RECENTLY, I found myself walking rather grimly through the streets of Norwich in a bleak, sleety January drizzle. My hands deep in the pockets of my old tweed greatcoat, which was already becoming damp and heavy, I asked myself the obvious question: Where is the poetry of drizzle?
There’s plenty celebrating winds and wild weather: Shelley’s glorious “Ode to the West Wind”, for example, and plenty that speaks of that mirroring of weather and mood which we so often experience, as in Keats’s lovely verse in his “Ode On Melancholy”:
But when the melancholy fit shall fall
Sudden from heaven like a weeping cloud,
That fosters the droop-headed flowers all,
And hides the green hill in an April shroud.

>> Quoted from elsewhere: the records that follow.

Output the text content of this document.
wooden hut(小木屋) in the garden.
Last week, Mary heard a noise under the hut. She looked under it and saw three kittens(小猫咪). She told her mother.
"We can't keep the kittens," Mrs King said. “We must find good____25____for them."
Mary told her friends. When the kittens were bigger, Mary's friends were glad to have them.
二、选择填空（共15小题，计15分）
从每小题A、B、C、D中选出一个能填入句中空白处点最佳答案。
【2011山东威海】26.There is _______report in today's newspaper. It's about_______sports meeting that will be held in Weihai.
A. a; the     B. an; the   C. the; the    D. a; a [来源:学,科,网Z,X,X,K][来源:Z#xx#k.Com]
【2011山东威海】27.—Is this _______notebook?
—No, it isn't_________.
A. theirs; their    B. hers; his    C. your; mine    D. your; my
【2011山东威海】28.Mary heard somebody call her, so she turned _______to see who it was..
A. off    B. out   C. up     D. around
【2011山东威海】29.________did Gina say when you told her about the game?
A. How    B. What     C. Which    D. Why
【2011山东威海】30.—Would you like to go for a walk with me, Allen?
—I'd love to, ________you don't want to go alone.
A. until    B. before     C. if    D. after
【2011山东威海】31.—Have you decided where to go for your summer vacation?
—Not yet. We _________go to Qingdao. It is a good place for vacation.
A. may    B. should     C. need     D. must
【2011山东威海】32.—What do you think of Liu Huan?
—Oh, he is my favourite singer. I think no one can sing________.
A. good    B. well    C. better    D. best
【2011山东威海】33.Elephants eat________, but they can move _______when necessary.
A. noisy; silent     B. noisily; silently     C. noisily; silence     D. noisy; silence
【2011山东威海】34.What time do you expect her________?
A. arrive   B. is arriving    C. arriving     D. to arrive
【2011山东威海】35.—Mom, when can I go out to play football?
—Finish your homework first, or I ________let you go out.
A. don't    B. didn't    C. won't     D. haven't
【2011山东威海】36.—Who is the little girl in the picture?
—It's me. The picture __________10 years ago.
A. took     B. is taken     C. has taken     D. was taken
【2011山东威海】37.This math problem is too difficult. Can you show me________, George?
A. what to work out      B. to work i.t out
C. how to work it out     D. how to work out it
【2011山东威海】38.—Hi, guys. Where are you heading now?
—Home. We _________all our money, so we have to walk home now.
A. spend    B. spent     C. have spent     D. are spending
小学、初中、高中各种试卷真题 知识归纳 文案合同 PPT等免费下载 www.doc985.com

But what about this dreich and melancholy drizzle augmenting our January blues? Almost as I asked the question, the answer came in a couple of lines of Tennyson’s, which almost perfectly described my experience at that moment:
And ghastly thro’ the drizzling rain
On the bald street breaks the blank day.
Reciting these lines doesn’t change the weather, but there is a certain grim satisfaction in knowing that one’s own experience of it has been so perfectly expressed.
T. S. Eliot reckoned that Tennyson had the finest ear for the sound of the English language of any poet, and, unsurprisingly, the author of The Waste Land singled out these two lines for particular praise, especially for the sheer downbeat plodding sound of the eight one-syllable words that make up the tetrameter of that final line.
It is, in fact, the final line of the shortest and, in many ways, most moving of the poems that make up Tennyson’s sequence In Memoriam, a sequence that usually has its national moment on New Year’s Eve or 1 January, when the ringing of our church bells is often accompanied with a reading of the great moment of recovery later in the sequence:
Ring out, wild bells, to the wild sky,
The flying cloud, the frosty light:
The year is dying in the night;
Ring out, wild bells, and let him die.
But Tennyson is not just for Christmas and New Year, and I’m glad to have him as a companion for those bleaker days later in January and February when we feel we simply have to hunker down and get through it. In Memoriam deals both truthfully and beautifully with depression and darkness, and especially, as its title suggests, with bereavement.
The short poem whose last lines I was remembering in the Norfolk drizzle begins with Tennyson, whether waking or in dreams is not clear, visiting the house of his friend Hallam, only to realise, once more, that he is gone for ever: a jolting experience of repeated reminders of absence, which any bereaved person will recognise. The poem doesn’t remove or even heal the grief, but I, for one, find comfort and a kind of solace in knowing that my own griefs have been experienced and so well expressed by others:
Dark house, by which once more I stand
Here in the long unlovely street,
Doors, where my heart was used to beat
So quickly, waiting for a hand,
A hand that can be clasp’d no more.
The time comes, of course, when Tennyson can “Ring out, ring out my mournful rhymes But ring the fuller minstrel in”; but I am glad that he was so honest with us about the time that it took to get there.